Skip this stage if your input files already contain exactly one logical document each.

2. Classification — route each document to the right downstream workflow#

If you need to sort documents into your own categories — for example to route incoming mail to the right department, or to pick the right extraction workflow per document type — use Train-your-own Classifier. Define your labels, upload sample documents per label, and train the model.

Skip this stage if every document goes through the same downstream processing.

3. Extraction — pull structured data out of each document#

Three custom workflows cover the extraction stage. Pick based on your documents:

  • Fine-tune Invoice Extraction — use this if your documents are invoices and you want to lift accuracy on the vendors you frequently receive. You keep our generic invoice model for everything else and get vendor-specific accuracy on top.
  • Train-your-own Extraction Model — requires you to annotate a set of documents and train the model before you can use it. In return, you get a model that is fully specialised to your templates and typically delivers the highest accuracy when your documents follow consistent layouts.
  • GenAI Extraction (beta) — the fastest path to a working extraction. Define your entities with a short description and start processing — no annotation required. You can later annotate and train the workflow to substantially improve accuracy, but it is optional.

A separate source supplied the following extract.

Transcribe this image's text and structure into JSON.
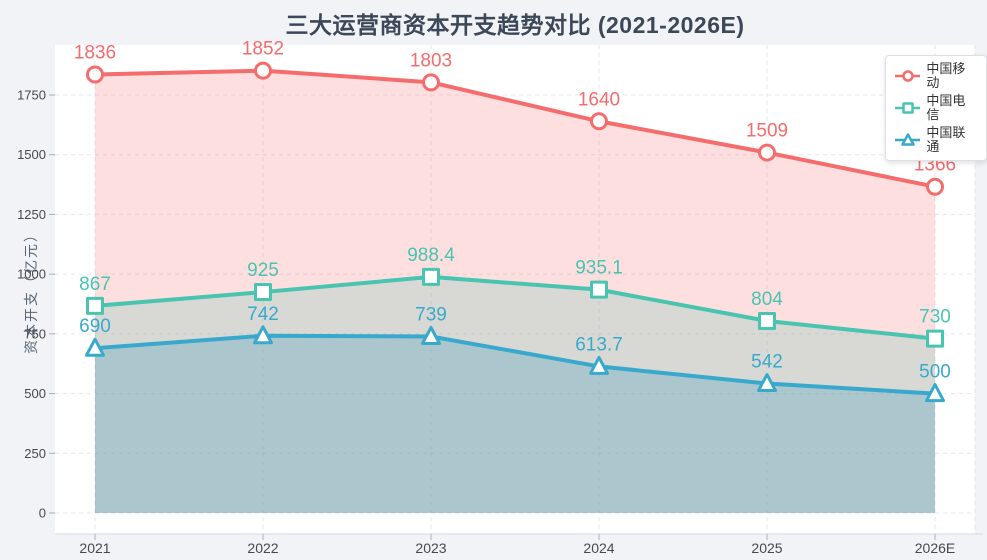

When in doubt, start with GenAI Extraction

GenAI Extraction lets you validate your use case in minutes. If accuracy is not yet where you need it, you can annotate documents and train the workflow without losing your field definitions.

Prebuilt extraction workflows

If your documents match one of our standard document types (invoices, receipts, delivery notes, vehicle registrations, …), you can also integrate the corresponding prebuilt workflow directly — no workflow creation required. Prebuilt workflows are not customisable or trainable; for any customisation needs, use one of the custom workflows above.

Validate extractions against your master data#

Any extraction workflow can be enhanced with Master Data Matching to validate extracted values against your internal master data. Master Data Matching is not a standalone workflow type — it is an optional enhancement layer that plugs into an existing extraction workflow.

Common concepts#

All custom workflows share a few common building blocks. The specific workflow pages link to these where relevant:

  • Processing: every custom workflow is called via POST /processing/{your_workflow_identifier} — see Processing API Endpoint.
  • Confidence and Human-in-the-loop: workflows return confidence values that you can use to route uncertain results to a human reviewer — see Verification.
  • Feedback: you can submit corrections via POST /processing/feedback/{processing_id} to monitor quality and (for trainable workflows) feed corrections back into training data.
  • Workflow updates: natif.ai improves model architectures over time. You will be informed in advance and can preview an upcoming update before it migrates — see Previewing Workflow Updates.